First Capitol Collections – An Insight

Debt collection is pursued repayments of unpaid debts by people or companies. An agency which specializes in debt collection also known as debt collection agency or debt collection company is also called as debt collector or collection agency. They collect debts for customers who refuse to pay for goods bought or services rendered. It was in 1887, when a bill collector made use of the practices stated in The Americans With Disabilities Act (ADA) to force the individual to pay for goods bought or services rendered. These practices are regarded as a violation of the individual’s rights under the ADA. Do you want to learn more? Visit First Capitol Collections

There are several laws that protect the rights of the consumer and impose limitations on the behavior of debt collectors. Among them is the Fair Debt Collection Practices Act (FDCPA), the Fair Credit Billing Act (FCBA), and the Truth in Lending Act (TILA). FDCPA outlines the procedures to be followed by debt collectors and includes detailed guidelines like what the consumer should do if he is not receiving payments on an item or is not collecting any amount from a debtor. The FDCPA contained a ban on debt collection practices like requiring the debtor to disclose his financial information, requiring the debtor to provide personal records and files and requiring the debtor to submit application for court authorization to send a debt recovery letter.

The Fair Debt Collection Practices Act, on the other hand, outlines the manner of dealing with complaints received by a debt collector and the amount of fees that may be charged for dealing with complaints. The TILA provides regulations for how debt collectors can engage in debt collection activities and the procedures to be followed. A number of states also have their own laws on debt collection and some impose additional restrictions over the rights of the consumer. These include a capital payment to the attorney general or to a state board, requiring the agency to post records of its activities and providing notice of its proposed actions. Apart from these, most states have some provision for restricting the manner of dealing with a debt collector.


First Capitol Collections- Intro

There are many types of debt collection agencies. It is important to understand how each one functions in order to select the best collection process for you. Delinquent debtors are guaranteed to meet a debt collecting agency in order to collect their debts. Whether it’s the collection department or a third-party agency, a collection agency processes the debt situation. They are responsible for checking the debt records, which includes the debt to be paid, as well as the interest (if there is any) and the deadlines for these debts. Truly, the debt collecting agency makes it easier to collect debts in behalf of the company that the debtor owes from. visit

There are three most common types of agencies. The first debt collecting agency is called the first party agency and is a department or subsidiary of the company which the debtor owns from. Because it is the first party, the debtor connects directly to the creditor. This type of agency is usually compelled to create better customer relations since they represent the lending company.

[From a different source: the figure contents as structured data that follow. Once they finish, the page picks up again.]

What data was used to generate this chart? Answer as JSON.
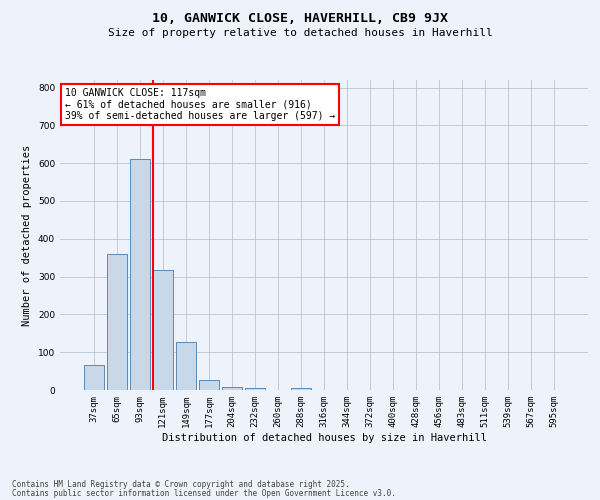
{
  "title1": "10, GANWICK CLOSE, HAVERHILL, CB9 9JX",
  "title2": "Size of property relative to detached houses in Haverhill",
  "xlabel": "Distribution of detached houses by size in Haverhill",
  "ylabel": "Number of detached properties",
  "categories": [
    "37sqm",
    "65sqm",
    "93sqm",
    "121sqm",
    "149sqm",
    "177sqm",
    "204sqm",
    "232sqm",
    "260sqm",
    "288sqm",
    "316sqm",
    "344sqm",
    "372sqm",
    "400sqm",
    "428sqm",
    "456sqm",
    "483sqm",
    "511sqm",
    "539sqm",
    "567sqm",
    "595sqm"
  ],
  "values": [
    65,
    360,
    610,
    318,
    127,
    27,
    9,
    4,
    0,
    5,
    0,
    0,
    0,
    0,
    0,
    0,
    0,
    0,
    0,
    0,
    0
  ],
  "bar_color": "#c8d8e8",
  "bar_edge_color": "#5a8ab8",
  "vline_color": "red",
  "annotation_text": "10 GANWICK CLOSE: 117sqm\n← 61% of detached houses are smaller (916)\n39% of semi-detached houses are larger (597) →",
  "annotation_box_color": "white",
  "annotation_box_edge": "red",
  "footnote1": "Contains HM Land Registry data © Crown copyright and database right 2025.",
  "footnote2": "Contains public sector information licensed under the Open Government Licence v3.0.",
  "bg_color": "#eef2fa",
  "ylim": [
    0,
    820
  ],
  "grid_color": "#b0bece",
  "title1_fontsize": 9.5,
  "title2_fontsize": 8,
  "ylabel_fontsize": 7.5,
  "xlabel_fontsize": 7.5,
  "tick_fontsize": 6.5,
  "annot_fontsize": 7,
  "footnote_fontsize": 5.5
}
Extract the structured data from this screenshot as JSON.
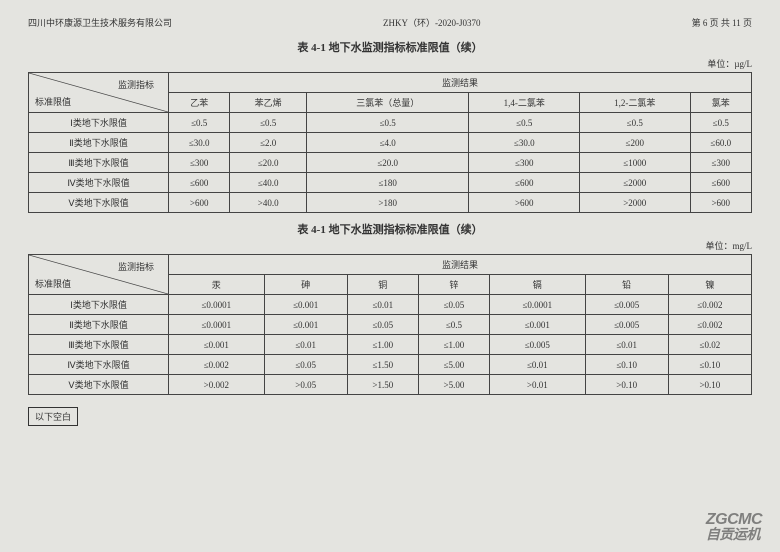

The second type of debt collecting agency is the third party agency. The third party agency collects in behalf of the creditor. Some companies opt to get a third party agency because they seem to have more expertise in collecting from debtors. This might make the job easier. However, a percentage of the debt will be acquired by the third party agency according to an approved contract – sort of like a collection fee or an incentive for successfully accumulating the debt payments. Some debtors are wary of third party agencies though, since this type of agency is more prone to scamming and theft.

The last type of debt collecting agency is the debt buyers. Debt buyers are individuals or organizations who purchase the debt amount from the creditor. They may choose to pay the debt in full or partiality. Afterwards, they would collect the debt from the debtor, usually with interest. This might be an advantage for the debtor, especially if the debt buyer offers a lower interest rate over a period of time. By choosing to pay the creditor and looking to the debt buyer, the debtor may save himself from being buried in high interest rates. Each country has a different policy about debt collection. It is important to fully weigh the pros and cons of the different agencies available before settling on one.